Alternative splicing of ACE2 possibly generates variants that may limit the entry of SARS-CoV-2: a potential therapeutic approach using SSOs.

Abstract

Angiotensin-converting enzyme 2 (ACE2) plays an essential role in maintaining the balance of the renin-angiotensin system and also serves as a receptor for the SARS-CoV-2, SARS-CoV, and HCoV-NL63. Following the recent outbreak of SARS-CoV-2 infection, there has been an urgent need to develop therapeutic interventions.

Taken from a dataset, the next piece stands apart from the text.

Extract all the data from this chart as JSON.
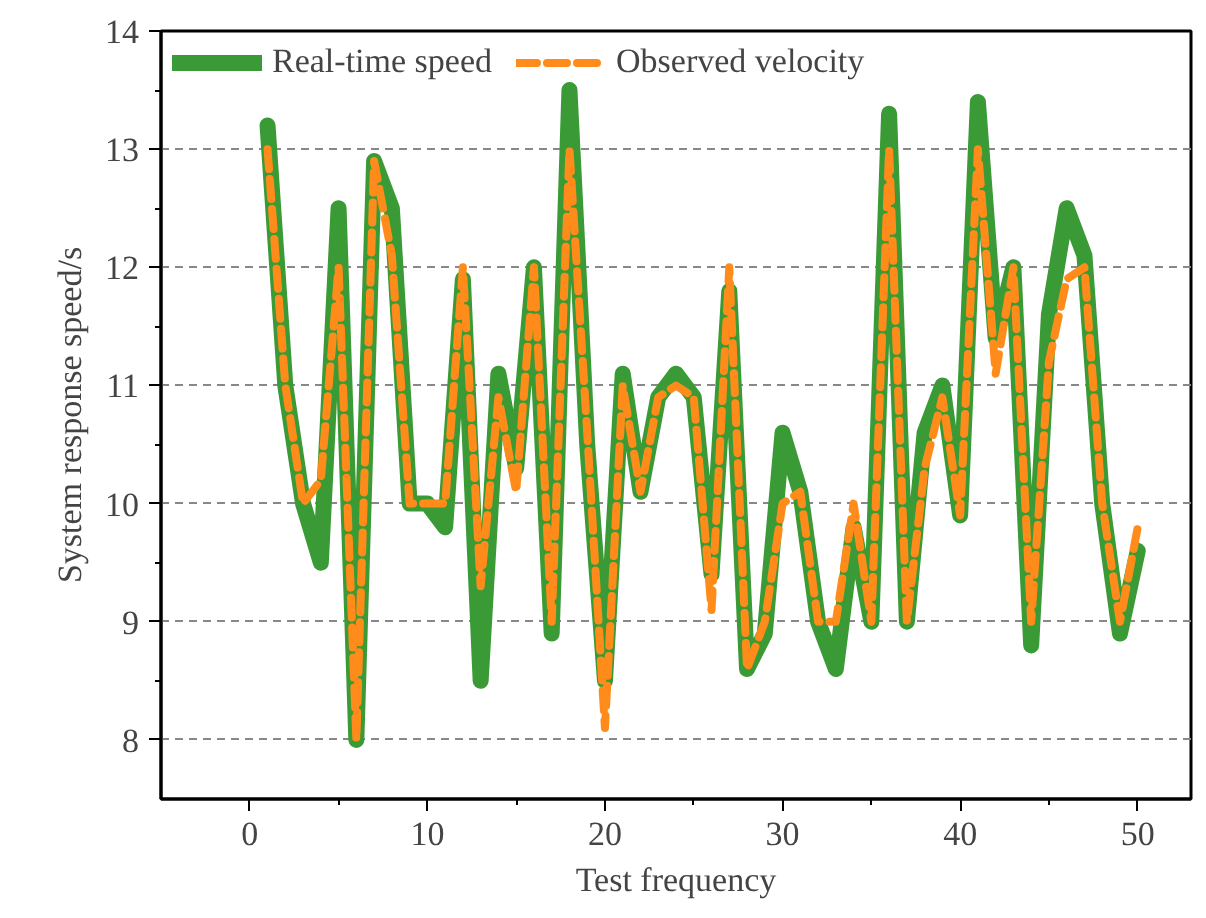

ACE2 is a potential target for many treatment approaches for the SARS-CoV-2. With the help of bioinformatics, we have predicted several novel exons of the human ACE2 gene. The inclusion of novel exons located in the 5'UTR/intronic region in the mature transcript may remove the critical ACE2 residues responsible for the interaction with the receptor-binding domain (RBD) of SARS-CoV-2, thus preventing their binding and entry into the cell. Additionally, inclusion of a novel predicted exons located in the 3'UTR by alternative splicing may remove the C-terminal transmembrane domain of ACE2 and generate soluble ACE2 isoforms. Splice-switching antisense oligonucleotides (SSOs) have been employed effectively as a therapeutic strategy in several disease conditions. Alternative splicing of the ACE2 gene could similarly be modulated using SSOs to exclude critical domains required for the entry of SARS-CoV-2. Strategies can also be designed to deliver these SSOs directly to the lungs in order to minimize the damage caused by SARS-CoV-2 pathogenesis.